I’m too old to be part of this generation, but the same can be said for a whole lot of technologies, including Java, J2EE, Web services … what may have been a good excuse for their warts when they were new is often not convincing anymore today.
Another nice quote:
A range of powerful supporting technologies have been developed for XML. Naturally I have a fondness for the ones that I had a role in developing: XPath, XSLT, RELAX NG. I also can see a lot of value in XPath2, XSLT2 and XQuery. On some days, if I’m in a particularly good mood and I try really hard, I can see value in XSD.
The one thing I don’t happen to agree with (he writes this with regards to JSON):
Some important datatypes are missing.

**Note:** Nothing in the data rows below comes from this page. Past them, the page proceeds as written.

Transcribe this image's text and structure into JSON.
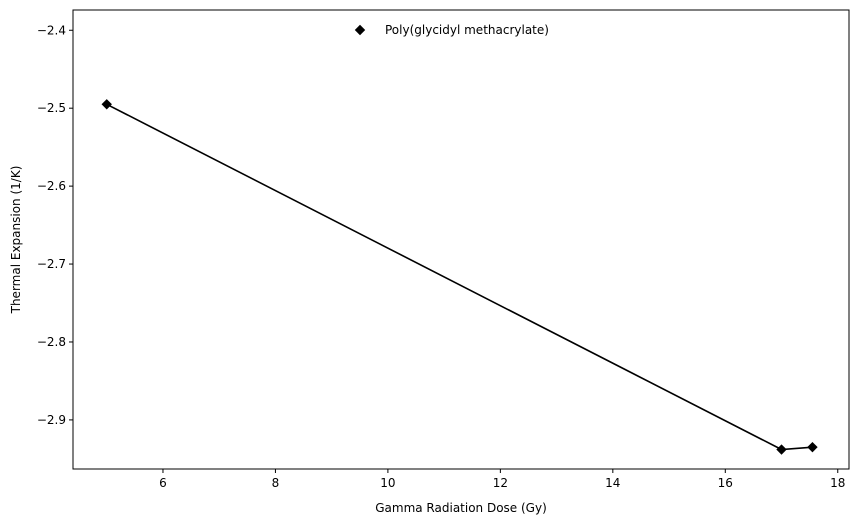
{
  "chart_data": {
    "type": "line",
    "title": "",
    "xlabel": "Gamma Radiation Dose (Gy)",
    "ylabel": "Thermal Expansion (1/K)",
    "xlim": [
      4.4,
      18.2
    ],
    "ylim": [
      -2.963,
      -2.374
    ],
    "xticks": [
      6,
      8,
      10,
      12,
      14,
      16,
      18
    ],
    "yticks": [
      -2.9,
      -2.8,
      -2.7,
      -2.6,
      -2.5,
      -2.4
    ],
    "xtick_labels": [
      "6",
      "8",
      "10",
      "12",
      "14",
      "16",
      "18"
    ],
    "ytick_labels": [
      "−2.9",
      "−2.8",
      "−2.7",
      "−2.6",
      "−2.5",
      "−2.4"
    ],
    "grid": false,
    "legend_position": "upper-center",
    "series": [
      {
        "name": "Poly(glycidyl methacrylate)",
        "color": "#000000",
        "marker": "diamond",
        "x": [
          5.0,
          17.0,
          17.55
        ],
        "y": [
          -2.495,
          -2.938,
          -2.935
        ]
      }
    ]
  }
}
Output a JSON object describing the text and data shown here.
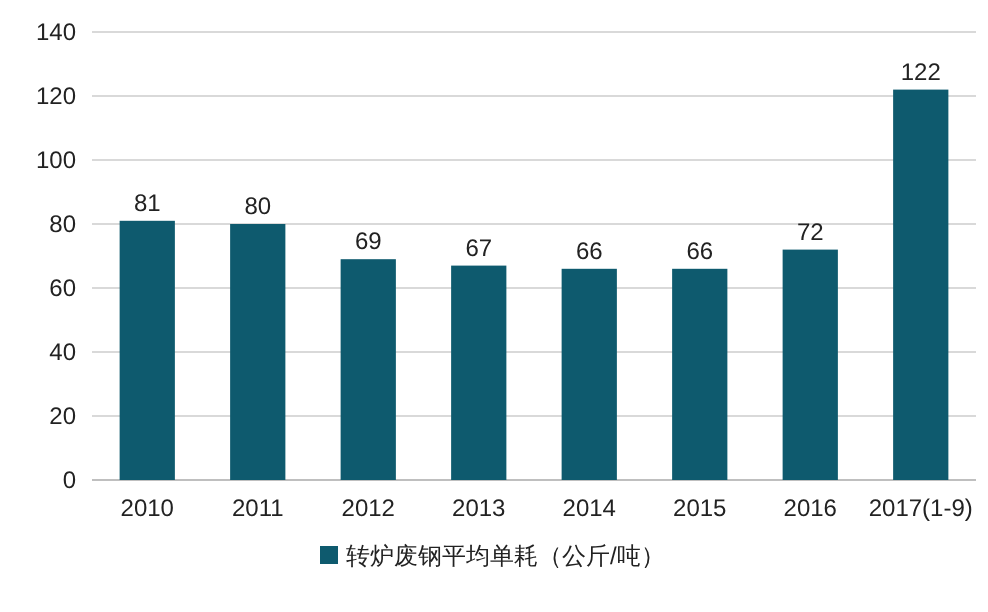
{
  "chart_data": {
    "type": "bar",
    "categories": [
      "2010",
      "2011",
      "2012",
      "2013",
      "2014",
      "2015",
      "2016",
      "2017(1-9)"
    ],
    "series": [
      {
        "name": "转炉废钢平均单耗（公斤/吨）",
        "color": "#0e5a6e",
        "values": [
          81,
          80,
          69,
          67,
          66,
          66,
          72,
          122
        ]
      }
    ],
    "ylim": [
      0,
      140
    ],
    "yticks": [
      0,
      20,
      40,
      60,
      80,
      100,
      120,
      140
    ],
    "grid": "y",
    "legend": "bottom",
    "data_labels": true
  }
}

In particular, I think support for binary data (XSD base64Binary or hexBinary) is critical.
What’s the use case that can’t be solved by just referencing the binary content, preferably using some widely known way to identify things?
About
This page contains a single entry from Stefan Tilkov's Random Stuff posted on April 9, 2007 10:23 PM. The previous post in this blog was Blogger's Code of Boring Irrelevance. The next post in this blog is On Slides. Many more can be found on the main index page or by looking through the archives.
Comments
The one that pops to mind is encrypted content. Still, Base64 is just a special case of a string, and as you mentioned, for some things (especially large binary objects), you’ll probably be better off handing off a link and using HTTP to retrieve it.
Posted by: Gordon Weakliem at April 10, 2007 12:08 AM | link
What’s one case when referencing doesn’t help? Packaging. The receiver endpoint may not be able/willing to resolve (arbitrary) URIs, or network may be unavailable at time of processing.
Gordon, check http://www.w3.org/TR/xop10/ for a way of optimizing the base64 away from XML.
Posted by: Jacek at April 10, 2007 11:18 AM | link
One thing I forgot - one can sometimes also use URIs from the data: scheme - base64 supported, any media type, data right there in the URI.